5c. Use the change_ring method to redo the computation of the inverse of f(25) over the ring RR (i.e., using floating-point real numbers with double precision == 53 bits), agian printing out the top left entry.

In [50]:

real_H25=f(25).change_ring(RR)
real_inverse=real_H25^(-1)
real_inverse[0,0]

-202.301237192348

5d. In as much detail as you can, explain what you have just observed. You may want to compute the determinant of f(25) and/or read about numerical stability.

In [51]:

print('determinant when the matrix is initially considered over RR:')
print(det(real_H25))
print('')
print('determinant when the matrix is initially considered over rationals:')
print(det(H25))
print('')
print('numerical approximation of determinant when the matrix is initially considered over the rationals:')
print(det(H25).n())

determinant when the matrix is initially considered over RR:
2.91038304567337e-11

determinant when the matrix is initially considered over rationals:
1/746332515470541859307349018107431789872329747913727730760621191984777569063589205517303938509441565299809996599554994981363939681729476785432795097905555120762172958990784084457536372476333251919350316666089029356479086324949498677522696089012012028938712165715166669721997554754957779660912439584392373862400000000000000000000000000000000000000000000000000

numerical approximation of determinant when the matrix is initially considered over the rationals:
1.33988534503220e-357

Sources:

https://math.stackexchange.com/questions/1622610/when-is-inverting-a-matrix-numerically-unstable

https://en.wikipedia.org/wiki/Operator_norm#Table_of_common_operator_norms

http://web.mit.edu/ehliu/Public/Yelp/conditioning_and_precision.pdf

https://www.mathworks.com/help/symbolic/examples/hilbert-matrices-and-their-inverses.html

The Hilbert matrix is what is called "ill conditioned," meaning that the matrix is very close to being singular.

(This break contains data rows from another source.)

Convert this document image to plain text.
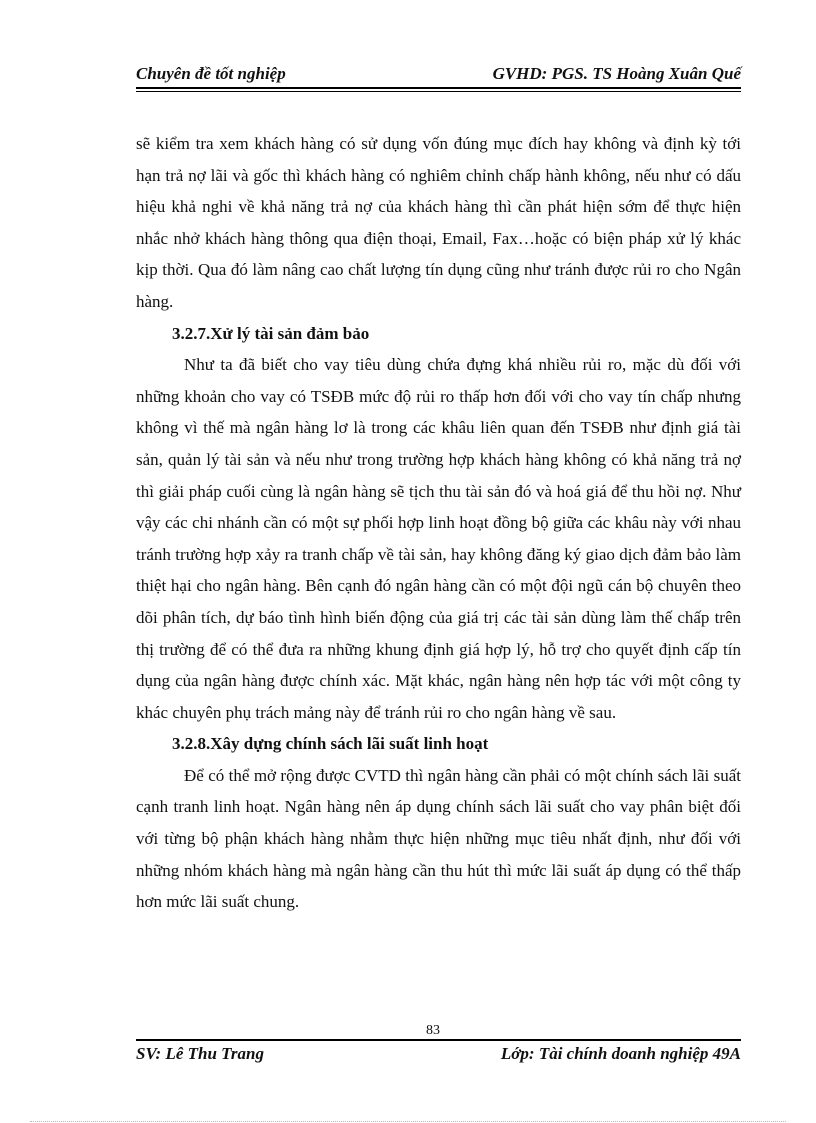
Chuyên đề tốt nghiệp	GVHD: PGS. TS Hoàng Xuân Quế

sẽ kiểm tra xem khách hàng có sử dụng vốn đúng mục đích hay không và định kỳ tới hạn trả nợ lãi và gốc thì khách hàng có nghiêm chỉnh chấp hành không, nếu như có dấu hiệu khả nghi về khả năng trả nợ của khách hàng thì cần phát hiện sớm để thực hiện nhắc nhở khách hàng thông qua điện thoại, Email, Fax…hoặc có biện pháp xử lý khác kịp thời. Qua đó làm nâng cao chất lượng tín dụng cũng như tránh được rủi ro cho Ngân hàng.

3.2.7.Xử lý tài sản đảm bảo

Như ta đã biết cho vay tiêu dùng chứa đựng khá nhiều rủi ro, mặc dù đối với những khoản cho vay có TSĐB mức độ rủi ro thấp hơn đối với cho vay tín chấp nhưng không vì thế mà ngân hàng lơ là trong các khâu liên quan đến TSĐB như định giá tài sản, quản lý tài sản và nếu như trong trường hợp khách hàng không có khả năng trả nợ thì giải pháp cuối cùng là ngân hàng sẽ tịch thu tài sản đó và hoá giá để thu hồi nợ. Như vậy các chi nhánh cần có một sự phối hợp linh hoạt đồng bộ giữa các khâu này với nhau tránh trường hợp xảy ra tranh chấp về tài sản, hay không đăng ký giao dịch đảm bảo làm thiệt hại cho ngân hàng. Bên cạnh đó ngân hàng cần có một đội ngũ cán bộ chuyên theo dõi phân tích, dự báo tình hình biến động của giá trị các tài sản dùng làm thế chấp trên thị trường để có thể đưa ra những khung định giá hợp lý, hỗ trợ cho quyết định cấp tín dụng của ngân hàng được chính xác. Mặt khác, ngân hàng nên hợp tác với một công ty khác chuyên phụ trách mảng này để tránh rủi ro cho ngân hàng về sau.

3.2.8.Xây dựng chính sách lãi suất linh hoạt

Để có thể mở rộng được CVTD thì ngân hàng cần phải có một chính sách lãi suất cạnh tranh linh hoạt. Ngân hàng nên áp dụng chính sách lãi suất cho vay phân biệt đối với từng bộ phận khách hàng nhằm thực hiện những mục tiêu nhất định, như đối với những nhóm khách hàng mà ngân hàng cần thu hút thì mức lãi suất áp dụng có thể thấp hơn mức lãi suất chung.

83
SV: Lê Thu Trang	Lớp: Tài chính doanh nghiệp 49A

See, for instance, the determinant of the matrix, which is very close to zero. In particular, if we want sage to use floating point arithmetic, we should expect rounding errors to occur in the computation of real_H25^(-1). These rounding errors will compound with each operation that is performed in computing the inverse, leading to at best an approximation of what the real answer should be. Note that if you compute the product of real_H25 with its inverse, you do not get the identity. To save space, I'll simply print the first row below (note how the off diagonal entries are not even close to zero!!!). This should show that the computed inverse to real_H25 is a terrible approximation. In particular, to get an exact answer we should try to compute things symbolically.

In [52]:

for k in range(25):
    print((real_H25*real_inverse)[0,k])

0.996933907270432
0.459764480590820
-16.8348999023438
259.499511718750
-2045.50781250000
8745.09375000000
-18582.1250000000
5901.00000000000
58590.6005859375
-119485.812500000
84335.6250000000
-58311.6250000000
162770.250000000
-105992.500000000
-245995.500000000
322674.250000000
7818.50000000000
-70267.5000000000
-157862.500000000
107697.250000000
170158.250000000
-310291.000000000
256112.750000000
-121821.500000000
25431.6250000000

If instead of working over RR we tell sage to work over the rational numbers, we can compute everything symbolically, and hence are not subject to any rounding errors. In particular, we may precisely calculate the inverse of H25; note the calculation below:

In [53]:

print(H25*inverse)

[1 0 0 0 0 0 0 0 0 0 0 0 0 0 0 0 0 0 0 0 0 0 0 0 0]
[0 1 0 0 0 0 0 0 0 0 0 0 0 0 0 0 0 0 0 0 0 0 0 0 0]
[0 0 1 0 0 0 0 0 0 0 0 0 0 0 0 0 0 0 0 0 0 0 0 0 0]
[0 0 0 1 0 0 0 0 0 0 0 0 0 0 0 0 0 0 0 0 0 0 0 0 0]
[0 0 0 0 1 0 0 0 0 0 0 0 0 0 0 0 0 0 0 0 0 0 0 0 0]
[0 0 0 0 0 1 0 0 0 0 0 0 0 0 0 0 0 0 0 0 0 0 0 0 0]
[0 0 0 0 0 0 1 0 0 0 0 0 0 0 0 0 0 0 0 0 0 0 0 0 0]
[0 0 0 0 0 0 0 1 0 0 0 0 0 0 0 0 0 0 0 0 0 0 0 0 0]
[0 0 0 0 0 0 0 0 1 0 0 0 0 0 0 0 0 0 0 0 0 0 0 0 0]
[0 0 0 0 0 0 0 0 0 1 0 0 0 0 0 0 0 0 0 0 0 0 0 0 0]
[0 0 0 0 0 0 0 0 0 0 1 0 0 0 0 0 0 0 0 0 0 0 0 0 0]
[0 0 0 0 0 0 0 0 0 0 0 1 0 0 0 0 0 0 0 0 0 0 0 0 0]
[0 0 0 0 0 0 0 0 0 0 0 0 1 0 0 0 0 0 0 0 0 0 0 0 0]
[0 0 0 0 0 0 0 0 0 0 0 0 0 1 0 0 0 0 0 0 0 0 0 0 0]
[0 0 0 0 0 0 0 0 0 0 0 0 0 0 1 0 0 0 0 0 0 0 0 0 0]
[0 0 0 0 0 0 0 0 0 0 0 0 0 0 0 1 0 0 0 0 0 0 0 0 0]
[0 0 0 0 0 0 0 0 0 0 0 0 0 0 0 0 1 0 0 0 0 0 0 0 0]
[0 0 0 0 0 0 0 0 0 0 0 0 0 0 0 0 0 1 0 0 0 0 0 0 0]
[0 0 0 0 0 0 0 0 0 0 0 0 0 0 0 0 0 0 1 0 0 0 0 0 0]
[0 0 0 0 0 0 0 0 0 0 0 0 0 0 0 0 0 0 0 1 0 0 0 0 0]
[0 0 0 0 0 0 0 0 0 0 0 0 0 0 0 0 0 0 0 0 1 0 0 0 0]
[0 0 0 0 0 0 0 0 0 0 0 0 0 0 0 0 0 0 0 0 0 1 0 0 0]
[0 0 0 0 0 0 0 0 0 0 0 0 0 0 0 0 0 0 0 0 0 0 1 0 0]
[0 0 0 0 0 0 0 0 0 0 0 0 0 0 0 0 0 0 0 0 0 0 0 1 0]
[0 0 0 0 0 0 0 0 0 0 0 0 0 0 0 0 0 0 0 0 0 0 0 0 1]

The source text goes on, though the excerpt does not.